Tuesday, January 09, 2007

Trust him, it will work this time!

Hugo Chavez is taking Venezuela trippingly down the well-paved path to socialism.

The path is paved, of course, with the murdered souls of millions of poor suckers who had the bad fortune to live in countries where their leaders decided that they knew how to make this inherently flawed model work.

Chavez announced he is nationalizing the telecom and the electric industries, and that Venezuela is "heading toward socialism and nothing can stop it." He also has his eyes on his nation's oil companies, and will soon ask his national assembly to expand his powers to legislate by Presidential decree.

Sound vaguely familiar?

Being a socialist means never having to own up to the fact that everywhere it has ever been tried, it has been a dismal failure (at least if your definition of success is increasing the well being of your people.) Usually, though, leaders like Chavez care not a whit about their countrymen. They care about their own power.

Socialism, it turns out, is a horrible system for creating a functional society, but it is a fabulous model for consolidating power in the hands of a thuggish dictator.

Socialism's track record doesn't ever seem to give pause to the many Marxists being churned out by our higher education system. Just walk through the pristine Reed College campus and you'll see them. Pampered, privileged, and oh-so-sure that their utopian vision can be realized if only people were smart enough to put them in charge.

2 comments:

Anonymous said...

Although I agree that socialism in the real world hasn't really been successful, I'm not sure you understand what the phrase "inherently flawed" means. How is socialism inherently flawed?

Rob Kremer said...

Mick:
That is a legitimate question that deserves a serious answer. Here's how I believe socialism is inherently flawed:

First, the basis for socialism is that the needs of the group are more important than the needs of the individual, and therefore individuals are required to sacrifice for the good of the whole. While this sounds good, it is inherently flawed because it is contrary to human nature.

It is human nature not to want to be enslaved.
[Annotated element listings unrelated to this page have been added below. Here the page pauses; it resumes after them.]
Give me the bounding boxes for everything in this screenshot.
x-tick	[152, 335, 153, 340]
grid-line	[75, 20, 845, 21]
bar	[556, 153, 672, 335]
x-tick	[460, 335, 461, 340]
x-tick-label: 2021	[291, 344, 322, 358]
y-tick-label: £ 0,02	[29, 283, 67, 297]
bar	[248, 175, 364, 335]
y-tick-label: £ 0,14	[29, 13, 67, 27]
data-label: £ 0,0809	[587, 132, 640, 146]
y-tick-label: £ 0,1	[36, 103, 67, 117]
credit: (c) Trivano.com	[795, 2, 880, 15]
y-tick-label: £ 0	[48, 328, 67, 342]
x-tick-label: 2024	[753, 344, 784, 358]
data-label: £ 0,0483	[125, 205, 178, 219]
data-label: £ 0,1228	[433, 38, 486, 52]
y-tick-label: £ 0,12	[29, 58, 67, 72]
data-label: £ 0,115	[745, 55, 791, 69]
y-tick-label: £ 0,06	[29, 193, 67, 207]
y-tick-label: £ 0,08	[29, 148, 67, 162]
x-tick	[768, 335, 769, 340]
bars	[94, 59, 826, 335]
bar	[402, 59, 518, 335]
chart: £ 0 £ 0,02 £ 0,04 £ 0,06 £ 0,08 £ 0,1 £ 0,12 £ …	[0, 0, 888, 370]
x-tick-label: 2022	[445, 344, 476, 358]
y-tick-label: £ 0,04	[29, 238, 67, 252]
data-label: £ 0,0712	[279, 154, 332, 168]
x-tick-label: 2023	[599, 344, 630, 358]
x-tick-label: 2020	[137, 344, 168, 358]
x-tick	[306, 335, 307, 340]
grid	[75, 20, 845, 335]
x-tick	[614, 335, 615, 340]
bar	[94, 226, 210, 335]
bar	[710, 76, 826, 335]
Forcing people to live for the benefit of others is a form of enslavement.

Another flaw is that socialism as an economic system lacks the proper incentives that result in economic growth, innovation and wealth creation. If economic assets are collectively owned, then noone has the incentive to find new markets, new products, innovate, reduce costs, etc.

The self interest in becoming wealthy is what has created the most powerful economy in human history right here in the US. If noone was allowed to actually profit from their ideas and hard work, there would be fewer ideas and far less hard work.

I believe this is why every single socialist state has not just failed, but has failed spectacularly.

Controlling human behavior requires force and lots of it. So socialist states are usually police states. And they usually end up eliminating the people who think that human nature is to be self interested.